Street food stalls with glowing paper lanterns and flapping red banner tops are an indispensable presence at the numerous outdoor Japanese festivals held in spring and summer. Energetic calligraphic characters across the red fabric advertise such street food favorites as grilled corn on the cob, takoyaki (octopus balls), fried potato spirals, and grilled squid. On these occasions you can usually find me poking my head through groups of chuugakusei schoolchildren and over obaasan grandmothers, hunting for a sign reading お好み焼き: okonomiyaki.
Okonomiyaki is classic street food and restaurants devoted to it are ubiquitous in every part of Japan. It’s hearty comfort food with strong flavor, a dish subject to widely differing styles, tastes, and opinions. Perhaps this is unsurprising, as the word literally means something along the lines of “whatever you like on the grill.” Any resident of Japan will gladly offer her preferential advice on where to find the best okonomiyaki, whether it be the classic Kansai style, the noodley and separately-layered Hiroshima style, or the more liquidy monjayaki variety.
In Hiroshima there is a multi-level building housing Okonomimura, or “okonomiyaki village,” a complex with multiple floors replete with nothing but okonomiyaki restaurants, one after the other down the corridors. I went there with my father and brother to taste the wonders of Hiroshima-style okonomiyaki. Every restaurant had nearly identical menus and prices. It was a surreal experience.

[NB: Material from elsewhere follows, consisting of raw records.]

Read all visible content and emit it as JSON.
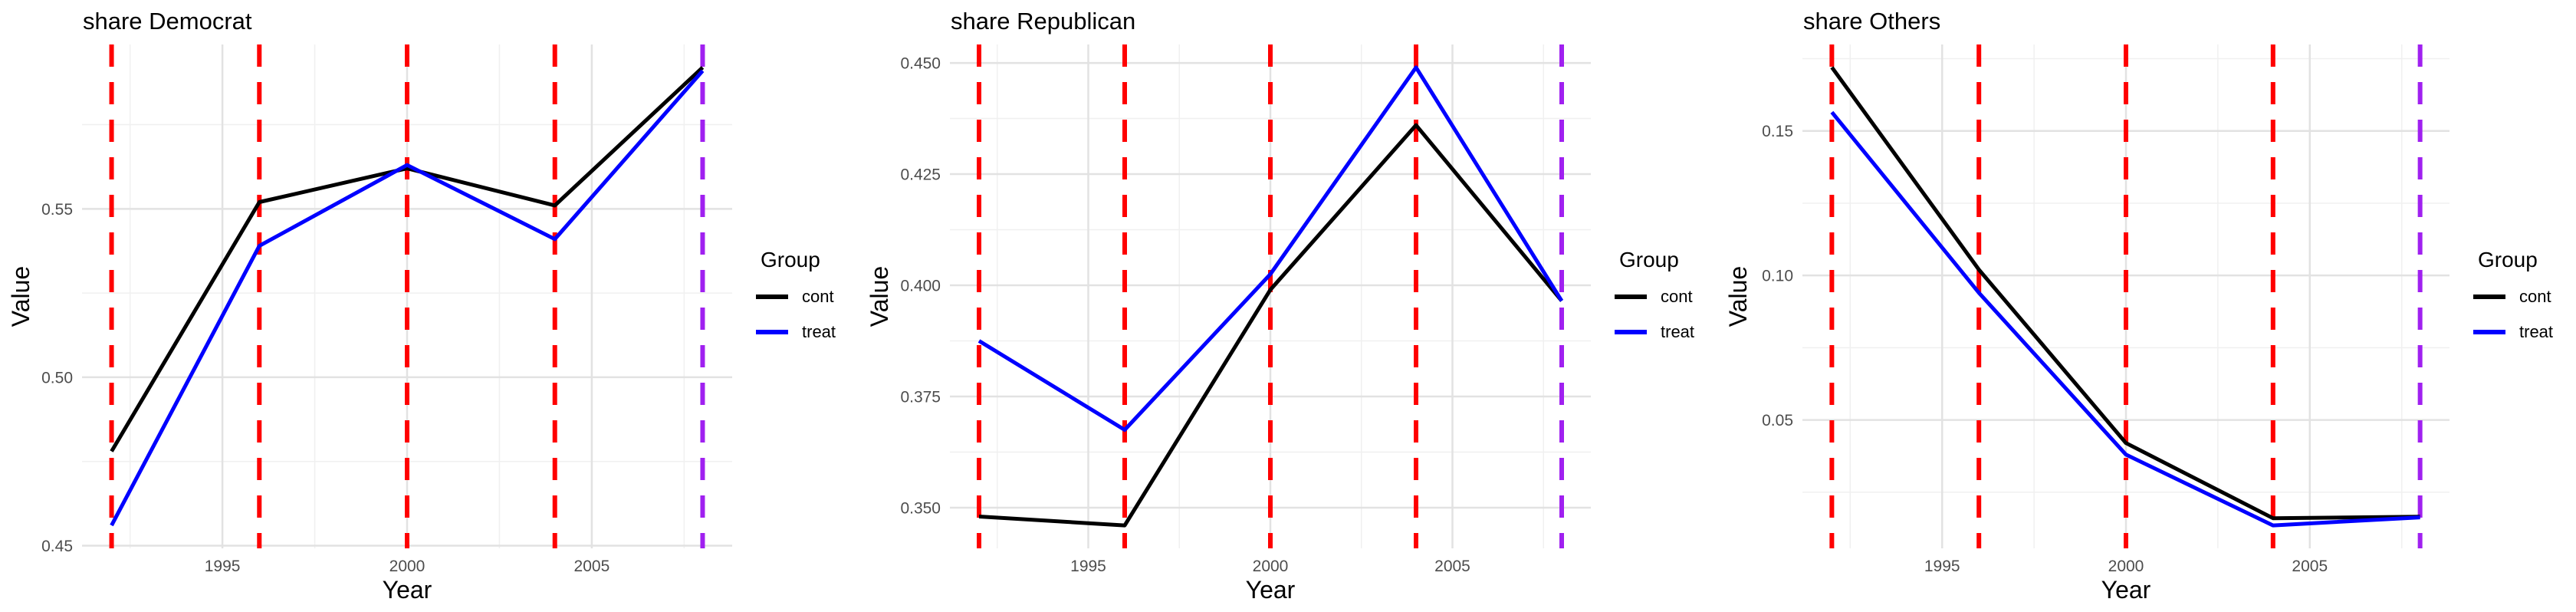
{
  "figure": {
    "background": "#FFFFFF",
    "grid_major_color": "#E2E2E2",
    "grid_minor_color": "#F0F0F0",
    "tick_label_color": "#4D4D4D",
    "event_line_color": "#FF0000",
    "treatment_line_color": "#A020F0",
    "cont_color": "#000000",
    "treat_color": "#0000FF"
  },
  "chart_data": [
    {
      "type": "line",
      "title": "share Democrat",
      "xlabel": "Year",
      "ylabel": "Value",
      "legend_title": "Group",
      "legend_position": "right",
      "grid": true,
      "x": [
        1992,
        1996,
        2000,
        2004,
        2008
      ],
      "series": [
        {
          "name": "cont",
          "color": "#000000",
          "values": [
            0.478,
            0.552,
            0.562,
            0.551,
            0.592
          ]
        },
        {
          "name": "treat",
          "color": "#0000FF",
          "values": [
            0.456,
            0.539,
            0.563,
            0.541,
            0.591
          ]
        }
      ],
      "vlines": [
        {
          "x": 1992,
          "color": "#FF0000",
          "style": "dashed"
        },
        {
          "x": 1996,
          "color": "#FF0000",
          "style": "dashed"
        },
        {
          "x": 2000,
          "color": "#FF0000",
          "style": "dashed"
        },
        {
          "x": 2004,
          "color": "#FF0000",
          "style": "dashed"
        },
        {
          "x": 2008,
          "color": "#A020F0",
          "style": "dashed"
        }
      ],
      "xlim": [
        1991.2,
        2008.8
      ],
      "ylim": [
        0.4492,
        0.5988
      ],
      "xticks": [
        {
          "v": 1995,
          "label": "1995"
        },
        {
          "v": 2000,
          "label": "2000"
        },
        {
          "v": 2005,
          "label": "2005"
        }
      ],
      "xminor": [
        1992.5,
        1997.5,
        2002.5,
        2007.5
      ],
      "yticks": [
        {
          "v": 0.45,
          "label": "0.45"
        },
        {
          "v": 0.5,
          "label": "0.50"
        },
        {
          "v": 0.55,
          "label": "0.55"
        }
      ],
      "yminor": [
        0.475,
        0.525,
        0.575
      ]
    },
    {
      "type": "line",
      "title": "share Republican",
      "xlabel": "Year",
      "ylabel": "Value",
      "legend_title": "Group",
      "legend_position": "right",
      "grid": true,
      "x": [
        1992,
        1996,
        2000,
        2004,
        2008
      ],
      "series": [
        {
          "name": "cont",
          "color": "#000000",
          "values": [
            0.348,
            0.346,
            0.399,
            0.436,
            0.3965
          ]
        },
        {
          "name": "treat",
          "color": "#0000FF",
          "values": [
            0.3875,
            0.3675,
            0.4025,
            0.449,
            0.3965
          ]
        }
      ],
      "vlines": [
        {
          "x": 1992,
          "color": "#FF0000",
          "style": "dashed"
        },
        {
          "x": 1996,
          "color": "#FF0000",
          "style": "dashed"
        },
        {
          "x": 2000,
          "color": "#FF0000",
          "style": "dashed"
        },
        {
          "x": 2004,
          "color": "#FF0000",
          "style": "dashed"
        },
        {
          "x": 2008,
          "color": "#A020F0",
          "style": "dashed"
        }
      ],
      "xlim": [
        1991.2,
        2008.8
      ],
      "ylim": [
        0.34085,
        0.45415
      ],
      "xticks": [
        {
          "v": 1995,
          "label": "1995"
        },
        {
          "v": 2000,
          "label": "2000"
        },
        {
          "v": 2005,
          "label": "2005"
        }
      ],
      "xminor": [
        1992.5,
        1997.5,
        2002.5,
        2007.5
      ],
      "yticks": [
        {
          "v": 0.35,
          "label": "0.350"
        },
        {
          "v": 0.375,
          "label": "0.375"
        },
        {
          "v": 0.4,
          "label": "0.400"
        },
        {
          "v": 0.425,
          "label": "0.425"
        },
        {
          "v": 0.45,
          "label": "0.450"
        }
      ],
      "yminor": [
        0.3625,
        0.3875,
        0.4125,
        0.4375
      ]
    },
    {
      "type": "line",
      "title": "share Others",
      "xlabel": "Year",
      "ylabel": "Value",
      "legend_title": "Group",
      "legend_position": "right",
      "grid": true,
      "x": [
        1992,
        1996,
        2000,
        2004,
        2008
      ],
      "series": [
        {
          "name": "cont",
          "color": "#000000",
          "values": [
            0.172,
            0.102,
            0.042,
            0.016,
            0.0165
          ]
        },
        {
          "name": "treat",
          "color": "#0000FF",
          "values": [
            0.1565,
            0.094,
            0.038,
            0.0135,
            0.0163
          ]
        }
      ],
      "vlines": [
        {
          "x": 1992,
          "color": "#FF0000",
          "style": "dashed"
        },
        {
          "x": 1996,
          "color": "#FF0000",
          "style": "dashed"
        },
        {
          "x": 2000,
          "color": "#FF0000",
          "style": "dashed"
        },
        {
          "x": 2004,
          "color": "#FF0000",
          "style": "dashed"
        },
        {
          "x": 2008,
          "color": "#A020F0",
          "style": "dashed"
        }
      ],
      "xlim": [
        1991.2,
        2008.8
      ],
      "ylim": [
        0.00557,
        0.17992
      ],
      "xticks": [
        {
          "v": 1995,
          "label": "1995"
        },
        {
          "v": 2000,
          "label": "2000"
        },
        {
          "v": 2005,
          "label": "2005"
        }
      ],
      "xminor": [
        1992.5,
        1997.5,
        2002.5,
        2007.5
      ],
      "yticks": [
        {
          "v": 0.05,
          "label": "0.05"
        },
        {
          "v": 0.1,
          "label": "0.10"
        },
        {
          "v": 0.15,
          "label": "0.15"
        }
      ],
      "yminor": [
        0.025,
        0.075,
        0.125,
        0.175
      ]
    }
  ]
}
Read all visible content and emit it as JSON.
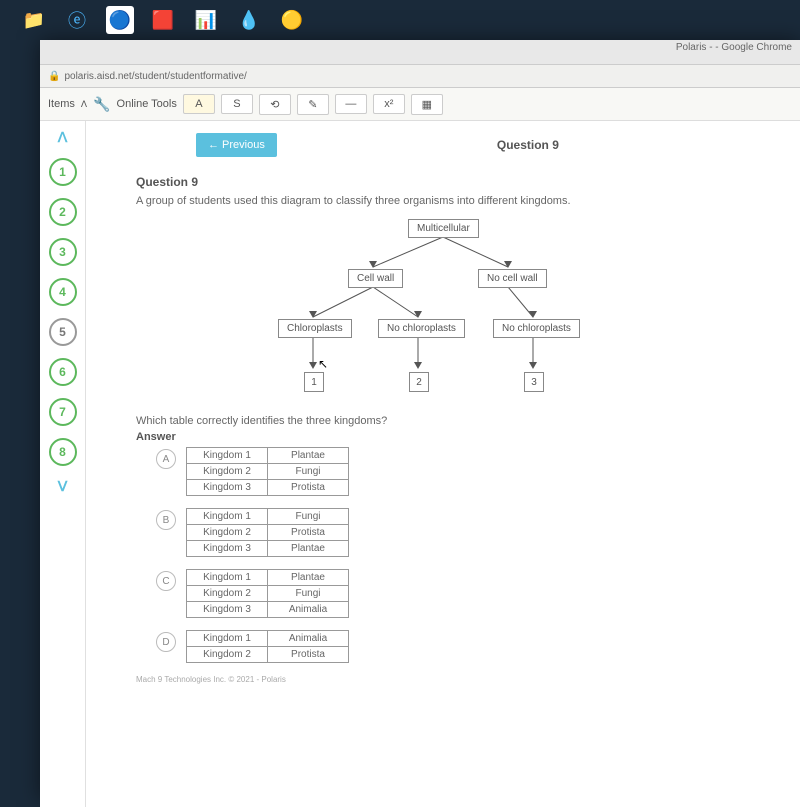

Unlike sushi, teppenyaki, and ramen, okonomiyaki is not exported abroad and so my bet is that you aren’t familiar with it unless you’ve been to Japan. It’s quick and simple to make and a perfect leftover-pleaser–the ingredients can be whatever you have on hand.
It wouldn’t be cheating to toss literally anything you want into your okonomiyaki (it’d be true to the name), but first-timers generally want to start out safe, so the classic fillings are green cabbage, green onion, and any variety of grilled pork, bacon, shrimp, octopus, squid, mochi, or cheese. Other vegetables such as carrots, radish, and beansprouts go in nicely, as does kimchi.
This time my homemade okonomiyaki wasn’t the biggest success, but I figure you can learn from my mistakes. I mixed too much batter into my fillings–the batter should really be only present just enough to hold everything together. Contrary to the common description of okonomiyaki as a “Japanese pancake” or “Japanese pizza” this dish is far from being doughy or bready–the fillings and sauce take all the attention here. It’s important to emphasize this last point–both sauces and the final toppings of green onion, aonori, and bonito (though I don’t use bonito) should be applied with liberal gusto. This is rich, Japanese-style comfort food!
I improvised the okonomiyaki sauce from ingredients on hand, and found it was a superb substitution. You can also use tonkatsu sauce, if you can find it. Light Hellman mayo will work in absence of the Japanese brand Kewpie mayo, which is very white and light. Don’t use true mayonnaise, as in the rich, yellow French kind.
A note on the batter: true okonomiyaki batter is made with dashi and grated nagaimo yam, which gives depth of flavor and texture. As this recipe is intended for Western cooks with limited access to Japanese produce or products, I am simplifying the batter to suit our purposes, so the yam is left out and stock (or, at worst, water) substitutes for dashi. But if you do find yourself within access of either/or, by all means take advantage!
The recipe below is for Kansai-style okonomiyaki, which is the simplest and most easily satisfying variety, in my view.
- 1 cup flour
- 2 eggs
- 1 cup dashi or stock
- 1/4 head green cabbage, sliced into thin strips
- 2-3 green onions, sliced thinly
- 2 carrots, sliced into thin strips
- selection of pork, bacon strips, shrimp, seafood, diced mochi, cheese, egg, etc. as wished
- 1/2 cup okonomiyaki sauce (recipe follows)
- 1/2 cup kewpie mayonnaise
- aonori flakes (or, tear/cut up sheets of nori into small flakes)
- dried bonito flakes
- Combine flour, dashi, and eggs. Stir to combine. Add sliced vegetables, meats/seafood/mochi and half of the green onion (reserving the rest for topping). Stir again.
- Heat a skillet over medium heat. When hot, add 1/2 cup portion of mixture. Cover and let cook about 5 minutes, or until brown on bottom. Uncover, flip, and cook other side 5 minutes. Top with cheese after flipping, if desired.
- Top liberally with sauce, spreading evenly, then drizzle mayonnaise over. Add a small handful of green onion, aonori, and bonito flakes.
- Serve immediately and eat while hot.
- Worcestershire sauce
- oyster sauce
- Mix the three ingredients in equal parts and adjust to taste.